We all have one, is yours controlling you?
- Dani Clayton

- Feb 18, 2018
- 4 min read

Lately I've been doing a lot of looking within, so that I may heal the parts of me that are calling out for healing. I've found quite a few "selves" that feel neglected.
A self will pop up for me to shine a light on, so that I may acknowledge it and give it the love it so desperately craves.
So many of us, myself included, have spent most of our lives avoiding our shadows, our "less than" parts that society tells us are "bad".
There are so many groups who proclaim it is unnecessary to "go there", and to just focus on the "good". This has never resonated with me. For some strong reason I have always felt that avoiding the "bad" stuff was completely incorrect. I am not talking about wallowing and/or living in a victim type mentality. I am talking about being brave. I am talking about trusting in the Universe. I'm talking about finally loving yourself enough to go where you never thought you could and look at all the parts of yourself you've carefully tucked away.
Easier said than done! Don't I know it. I've spent the better part of my life running from my "less than desirable selves". Which by the way only prompts them to be out of control. If you get to know me you will realize that I usually don't run from much. I learned long ago that running from issues was a waste of time, so I decided to head my problems head on. Except, my shadow. My shadow was too scary and to admit that I carried around "bad" selves was way too unsettling for me. Of course being who I am this created quite the conflict inside me.
I have found that there are selves that walk the tightrope between "good" and "bad" and one of them, for me, is the judge.

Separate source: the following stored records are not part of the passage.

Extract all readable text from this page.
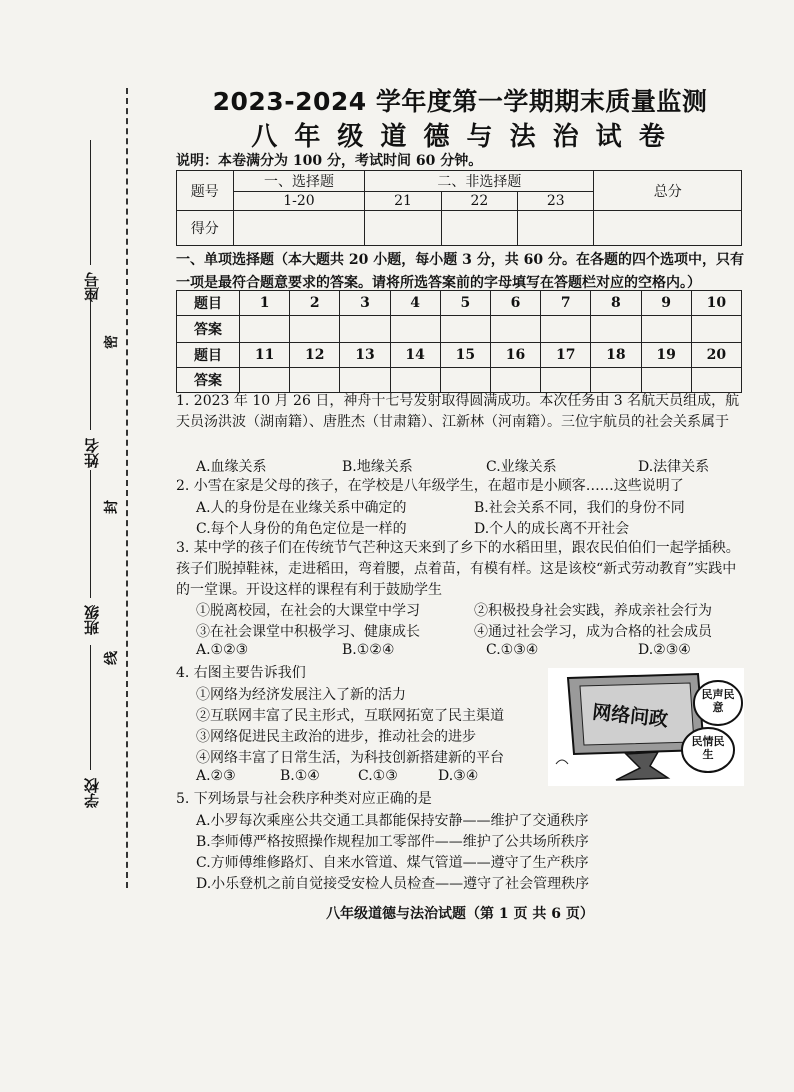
座号
姓名
班级
学校
密
封
线
2023-2024 学年度第一学期期末质量监测
八 年 级 道 德 与 法 治 试 卷
说明：本卷满分为 100 分，考试时间 60 分钟。
题号	一、选择题	二、非选择题			总分
	1-20	21	22	23	
得分					
一、单项选择题（本大题共 20 小题，每小题 3 分，共 60 分。在各题的四个选项中，只有一项是最符合题意要求的答案。请将所选答案前的字母填写在答题栏对应的空格内。）
题目	1	2	3	4	5	6	7	8	9	10
答案										
题目	11	12	13	14	15	16	17	18	19	20
答案										
1. 2023 年 10 月 26 日，神舟十七号发射取得圆满成功。本次任务由 3 名航天员组成，航天员汤洪波（湖南籍）、唐胜杰（甘肃籍）、江新林（河南籍）。三位宇航员的社会关系属于
A.血缘关系	B.地缘关系	C.业缘关系	D.法律关系
2. 小雪在家是父母的孩子，在学校是八年级学生，在超市是小顾客……这些说明了
A.人的身份是在业缘关系中确定的	B.社会关系不同，我们的身份不同
C.每个人身份的角色定位是一样的	D.个人的成长离不开社会
3. 某中学的孩子们在传统节气芒种这天来到了乡下的水稻田里，跟农民伯伯们一起学插秧。孩子们脱掉鞋袜，走进稻田，弯着腰，点着苗，有模有样。这是该校“新式劳动教育”实践中的一堂课。开设这样的课程有利于鼓励学生
①脱离校园，在社会的大课堂中学习	②积极投身社会实践，养成亲社会行为
③在社会课堂中积极学习、健康成长	④通过社会学习，成为合格的社会成员
A.①②③	B.①②④	C.①③④	D.②③④
4. 右图主要告诉我们
①网络为经济发展注入了新的活力
②互联网丰富了民主形式，互联网拓宽了民主渠道
③网络促进民主政治的进步，推动社会的进步
④网络丰富了日常生活，为科技创新搭建新的平台
A.②③	B.①④	C.①③	D.③④
网络问政
民声民意
民情民生
5. 下列场景与社会秩序种类对应正确的是
A.小罗每次乘座公共交通工具都能保持安静——维护了交通秩序
B.李师傅严格按照操作规程加工零部件——维护了公共场所秩序
C.方师傅维修路灯、自来水管道、煤气管道——遵守了生产秩序
D.小乐登机之前自觉接受安检人员检查——遵守了社会管理秩序
八年级道德与法治试题（第 1 页 共 6 页）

There are others, but for now lets choose this one.
For me, wrapping my mind around my judge was difficult. I've tried justifying "him" (our different selves can be male or female) to make myself feel better. At times I've berated him because he brought up feelings of guilt for judging someone just because I felt righteous and superior. I feel strong when I judge because it makes me feel good to be right, and then I feel horrible because I want to make someone else wrong.

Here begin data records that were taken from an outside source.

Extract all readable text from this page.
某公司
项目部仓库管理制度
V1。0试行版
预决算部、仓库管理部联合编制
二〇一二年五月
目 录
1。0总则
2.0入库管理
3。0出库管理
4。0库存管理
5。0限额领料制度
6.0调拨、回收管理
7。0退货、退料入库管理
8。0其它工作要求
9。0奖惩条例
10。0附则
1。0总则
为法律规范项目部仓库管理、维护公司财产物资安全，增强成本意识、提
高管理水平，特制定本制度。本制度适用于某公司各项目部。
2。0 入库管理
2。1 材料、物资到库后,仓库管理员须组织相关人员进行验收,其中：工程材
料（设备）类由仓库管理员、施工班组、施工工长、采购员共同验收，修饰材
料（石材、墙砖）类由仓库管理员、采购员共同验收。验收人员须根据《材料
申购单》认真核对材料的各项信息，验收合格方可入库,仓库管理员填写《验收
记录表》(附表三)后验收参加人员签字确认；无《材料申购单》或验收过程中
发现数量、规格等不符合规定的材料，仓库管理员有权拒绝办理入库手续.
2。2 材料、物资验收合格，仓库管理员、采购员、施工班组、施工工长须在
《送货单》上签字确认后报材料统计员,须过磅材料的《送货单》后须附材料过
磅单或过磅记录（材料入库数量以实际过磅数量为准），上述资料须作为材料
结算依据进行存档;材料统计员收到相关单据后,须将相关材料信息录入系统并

If you can let go of judgment (no pun intended) and really just look at the judge for who he/she is, and how he/she serves you, you will see that the judge is an important part of all our lives. Most may think there is no good in the judge, always having to be right. Let me shine some light on that.
Who gives you strength when you feel small or pushed aside? Who is there for you when you need to make a decision, and makes you look at the "good" side of things, or the "bad" and helps you choose the right thing for you?
Of course we all have the capability to let this self get out of control. When we feel less than, we can get swallowed into judging everyone and everything so as to make ourselves feel better. We can also let the judge get carried away when we feel powerful in who we are and judge those who do not see things the way we do.
My reason for this post is to help you become aware of how you spend your day. Do you allow that others are not at your level of learning or growing, or that you may not be at theirs? Do find yourself completely exhausted after going on a rant to make someone else "wrong"? Do you spend a good part of the day, telling yourself you are bad for judging others?
I'm here to tell you this, your judge is not "good" or "bad", your judge just IS. You have the free will to choose how to use him/her. You can accept that you have this very strong self within, that you may call on in times when you need to make difficult decisions.
Let me offer you this bit of insight. If you have a judge that you feel is out of control, he/she may just be a self that is calling out for your attention. Offer the judge your appreciation for always being there for you, for always helping you feel stronger when you felt weak.
When you find a self that seems out of control, it is merely reaching out to you for attention. Our out of control selves are a lot like a child who throws a tantrum, the child is doing what it does to get attention.
When you are in the healing process, selves you didn't know existed will pop up, most of them have been hidden in your shadow, for most of your life.
Everyone's healing process is different. I will say this, no one is fully healed until they are willing to go into their shadow. Life is all about the ups and downs, and how you handle them. Avoiding one whole part of who you are will never allow you to fully live.
I have done my greatest healing by going into my shadow. I have made friends with, and offered unconditional love to my shadow selves, and I am beginning to see the world in an entirely different way. I feel peace that one can only feel when they love all of who they are.